Her exquisite curiosity and capacity for knowledge ensured that she became Britain’s leading Franklin scholar. Walter Isaacson, award winning author of Benjamin Franklin, An American Life, thanked her for “being both meticulous and unflinching in her crusade to separate facts from lore.  In doing so, she expended not only an enormous amount of intellectual energy but a huge pile of colored Post-it notes filled with suggestions.”  Benjamin Franklin’s Author in Residence, George Goodwin, noted in the dedication to his 2016 book, Benjamin Franklin in London, the “hours of insight about a man of so many talents and ambitions,” that Lady Reid provided.

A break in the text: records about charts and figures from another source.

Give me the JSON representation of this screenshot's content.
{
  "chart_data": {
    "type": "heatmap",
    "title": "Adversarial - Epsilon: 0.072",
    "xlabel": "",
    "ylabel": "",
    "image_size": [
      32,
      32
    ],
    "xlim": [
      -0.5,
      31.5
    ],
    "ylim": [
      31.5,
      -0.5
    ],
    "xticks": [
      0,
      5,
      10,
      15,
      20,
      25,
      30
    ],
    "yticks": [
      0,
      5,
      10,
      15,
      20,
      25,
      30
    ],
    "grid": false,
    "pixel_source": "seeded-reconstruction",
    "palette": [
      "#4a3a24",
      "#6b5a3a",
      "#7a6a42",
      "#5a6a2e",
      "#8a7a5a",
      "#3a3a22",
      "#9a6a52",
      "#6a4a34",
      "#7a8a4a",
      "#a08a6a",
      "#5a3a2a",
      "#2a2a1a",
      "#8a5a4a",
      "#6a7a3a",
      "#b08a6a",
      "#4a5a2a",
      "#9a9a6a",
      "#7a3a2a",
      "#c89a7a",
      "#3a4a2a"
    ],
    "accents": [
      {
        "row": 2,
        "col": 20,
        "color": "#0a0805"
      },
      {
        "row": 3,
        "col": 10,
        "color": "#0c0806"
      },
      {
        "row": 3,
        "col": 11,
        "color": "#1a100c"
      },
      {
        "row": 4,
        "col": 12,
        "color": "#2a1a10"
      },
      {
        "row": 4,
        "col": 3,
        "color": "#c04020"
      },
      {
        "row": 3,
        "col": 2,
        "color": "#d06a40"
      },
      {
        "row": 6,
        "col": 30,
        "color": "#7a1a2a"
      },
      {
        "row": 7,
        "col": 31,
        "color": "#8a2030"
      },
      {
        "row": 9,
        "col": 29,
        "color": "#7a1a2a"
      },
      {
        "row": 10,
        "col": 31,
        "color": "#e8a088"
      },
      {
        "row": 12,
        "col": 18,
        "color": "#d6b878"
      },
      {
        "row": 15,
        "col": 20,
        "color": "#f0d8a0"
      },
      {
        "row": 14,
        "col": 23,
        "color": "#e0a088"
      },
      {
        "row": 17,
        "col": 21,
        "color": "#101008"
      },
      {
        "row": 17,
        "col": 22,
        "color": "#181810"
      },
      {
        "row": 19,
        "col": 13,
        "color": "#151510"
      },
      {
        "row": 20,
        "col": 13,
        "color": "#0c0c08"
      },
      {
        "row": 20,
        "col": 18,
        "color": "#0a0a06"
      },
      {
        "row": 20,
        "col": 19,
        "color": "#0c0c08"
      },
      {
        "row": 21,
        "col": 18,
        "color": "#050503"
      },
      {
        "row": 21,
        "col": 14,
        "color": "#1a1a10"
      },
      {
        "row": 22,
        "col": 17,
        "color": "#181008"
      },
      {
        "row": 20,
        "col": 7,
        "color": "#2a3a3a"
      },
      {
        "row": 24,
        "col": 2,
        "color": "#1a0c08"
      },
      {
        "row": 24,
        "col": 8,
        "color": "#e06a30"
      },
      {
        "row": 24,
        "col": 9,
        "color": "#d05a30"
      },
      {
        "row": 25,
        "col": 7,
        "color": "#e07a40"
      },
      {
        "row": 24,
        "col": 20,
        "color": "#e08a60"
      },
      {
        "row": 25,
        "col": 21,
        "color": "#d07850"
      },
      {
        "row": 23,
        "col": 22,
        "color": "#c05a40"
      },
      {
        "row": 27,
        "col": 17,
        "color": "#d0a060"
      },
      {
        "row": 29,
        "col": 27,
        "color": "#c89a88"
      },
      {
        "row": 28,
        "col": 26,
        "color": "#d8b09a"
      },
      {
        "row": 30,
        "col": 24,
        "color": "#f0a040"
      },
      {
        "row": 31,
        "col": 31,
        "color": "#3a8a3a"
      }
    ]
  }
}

She helped shape our Historical Experience which uses Franklin’s words, live performance, sound and visual projection to tell his London story.  She delivered countless lectures on Franklin and wrote many articles highlighting the way Franklin thought and influenced humanity.  She worked with clients of neighbouring homeless charity, The Connection, to interest them in writing and recording their lives as Franklin did in his Autobiography.  She was a judge for our annual young writer’s literary prize and early House science fairs.  She turned her dining room into a project office when the House was in the final stages of conservation, and she was there when the ribbon was cut by a UK Foreign Secretary and US Ambassador, to officially open the House for the first time to the public as a dynamic museum and educational facility.

During her career she had been Founder and Chair of the Unicorn School for Dyslexic Children, Chairman of Club L International, a Trustee of YMCA College and the London Mozart Players, Chairman of the British Federation of Women Graduates Charitable Foundation and so much more.  She was brilliant and generous in every way.  We will miss her greatly and are considering ways we can honour her legacy.